Lawmakers have already passed a measure that will provide $90-million in funding to the counties for the machines as part of a federal mandate. The Republicans are also backing a proposal to eliminate the button that registers straight-party voting across the ballot. Grove says Pennsylvania is one of only a handful of states that still allow that.
“That was the actual reason that the Governor vetoed it (the election package),” Grove said. “The Democratic party from the high end called him and said ‘we need you to maintain that straight-party ticketing.”
Grove said round two on the voting issue is coming up. There will also be a look at election policy moving forward to strengthen the election process. He says both parties want to work on the process, but they differ on what to do.
“Republicans tend to focus on the integrity of the voting system, to make sure that your vote actually counts and that we don’t have individuals that shouldn’t be voting, actually voting in our elections. Democrats just want to open it up and let anybody vote at any time and remove those integrity protections from the election system.”
Grove says his taxpayer caucus has not been overly busy lately since the Governor backed off of looking for tax increases. He has also been very appreciate of what the new Majority Leader, Bryan Cutler (R-Lancaster) has done.
“He’s done a phenomenal job. A hard worker. Better packaging of bills. We have a lot more—at least with the House Republican caucus–we have a lot more caucus unity moving into taking on issues. He’s been a breath of fresh air.”
Grove also said the House will take a look at issues like Telemedicine and will take another look at pension reform.
“We worked with the Governor to pass some benefit structure. Now we’re looking at the governance. We’re looking at those two big plans—PSERS and SERS—and how to make sure they’re better managed and effectively use the money they’re collecting and improve their yields when they invest the money. Hopefully we can really get some structural reforms there.”
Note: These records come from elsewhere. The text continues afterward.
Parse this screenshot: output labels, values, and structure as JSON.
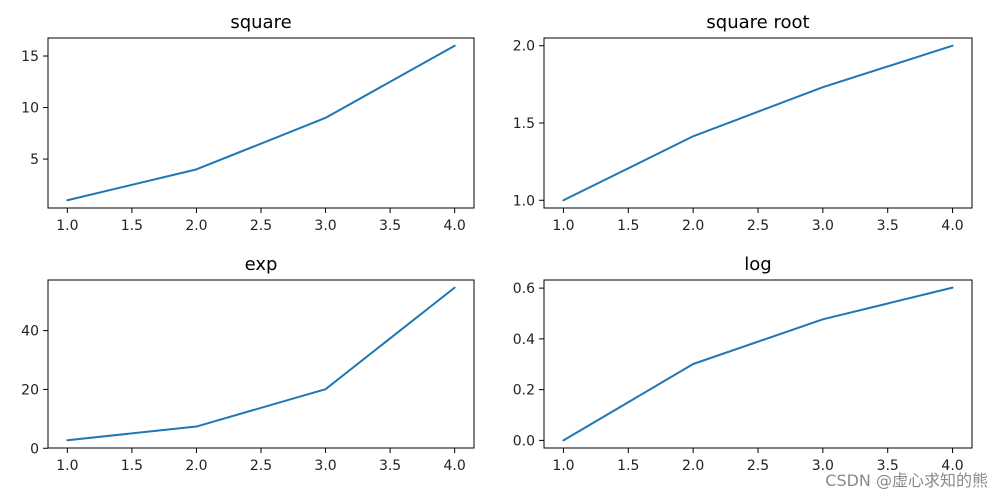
{
  "chart_data": [
    {
      "type": "line",
      "title": "square",
      "x": [
        1.0,
        2.0,
        3.0,
        4.0
      ],
      "series": [
        {
          "values": [
            1,
            4,
            9,
            16
          ],
          "color": "#1f77b4"
        }
      ],
      "xticks": [
        "1.0",
        "1.5",
        "2.0",
        "2.5",
        "3.0",
        "3.5",
        "4.0"
      ],
      "yticks": [
        "5",
        "10",
        "15"
      ],
      "ylim": [
        0.25,
        16.75
      ],
      "xlim": [
        0.85,
        4.15
      ]
    },
    {
      "type": "line",
      "title": "square root",
      "x": [
        1.0,
        2.0,
        3.0,
        4.0
      ],
      "series": [
        {
          "values": [
            1.0,
            1.414,
            1.732,
            2.0
          ],
          "color": "#1f77b4"
        }
      ],
      "xticks": [
        "1.0",
        "1.5",
        "2.0",
        "2.5",
        "3.0",
        "3.5",
        "4.0"
      ],
      "yticks": [
        "1.0",
        "1.5",
        "2.0"
      ],
      "ylim": [
        0.95,
        2.05
      ],
      "xlim": [
        0.85,
        4.15
      ]
    },
    {
      "type": "line",
      "title": "exp",
      "x": [
        1.0,
        2.0,
        3.0,
        4.0
      ],
      "series": [
        {
          "values": [
            2.718,
            7.389,
            20.086,
            54.598
          ],
          "color": "#1f77b4"
        }
      ],
      "xticks": [
        "1.0",
        "1.5",
        "2.0",
        "2.5",
        "3.0",
        "3.5",
        "4.0"
      ],
      "yticks": [
        "0",
        "20",
        "40"
      ],
      "ylim": [
        0.09,
        57.2
      ],
      "xlim": [
        0.85,
        4.15
      ]
    },
    {
      "type": "line",
      "title": "log",
      "x": [
        1.0,
        2.0,
        3.0,
        4.0
      ],
      "series": [
        {
          "values": [
            0.0,
            0.301,
            0.477,
            0.602
          ],
          "color": "#1f77b4"
        }
      ],
      "xticks": [
        "1.0",
        "1.5",
        "2.0",
        "2.5",
        "3.0",
        "3.5",
        "4.0"
      ],
      "yticks": [
        "0.0",
        "0.2",
        "0.4",
        "0.6"
      ],
      "ylim": [
        -0.03,
        0.632
      ],
      "xlim": [
        0.85,
        4.15
      ]
    }
  ],
  "watermark": "CSDN @虚心求知的熊"
}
I also asked Grove about the future of his “Buyer Beware” bill that that he has worked on with Sen. Kristin Phillips-Hill (R-York). It would stiffen penalties against those who patronize victims of human trafficking—usually through prostitution. It would also stiffen penalties against those who force the victims into those roles.
“We’re hopeful that we’re going to do a week on victims and hopefully specifically on human trafficking,” Grove said. “I’m hoping that will happen this fall in the House. We all know how much of a heinous crime that is. It is modern-day slavery.”
Grove visited the southern U.S. border this summer and learned about the prevalence of human trafficking and how profitable that is for the Mexican drug cartels.
“The cartels control that entire southern border. They make money off of human trafficking–$53-milliion a week. Think about that…$53-million a week. And that’s just a side gig. They use that to overwhelm our border security so they can bring in drugs that are killing American citizens. Those drugs the cartels bring in are infiltrating our communities here in the commonwealth.”
Grove is also looking to work on pro-life legislation this term—with the Down Syndrome Protection Act and the Heartbeat bill.
“There are a lot of good pro-life bills that we can move and hopefully put on the Governor’s desk. Let him make a decision. I look forward to that conversation on why you would say we don’t have a life at birth when we have a heartbeat in the womb. How is that not a life? I look forward to those conversations.”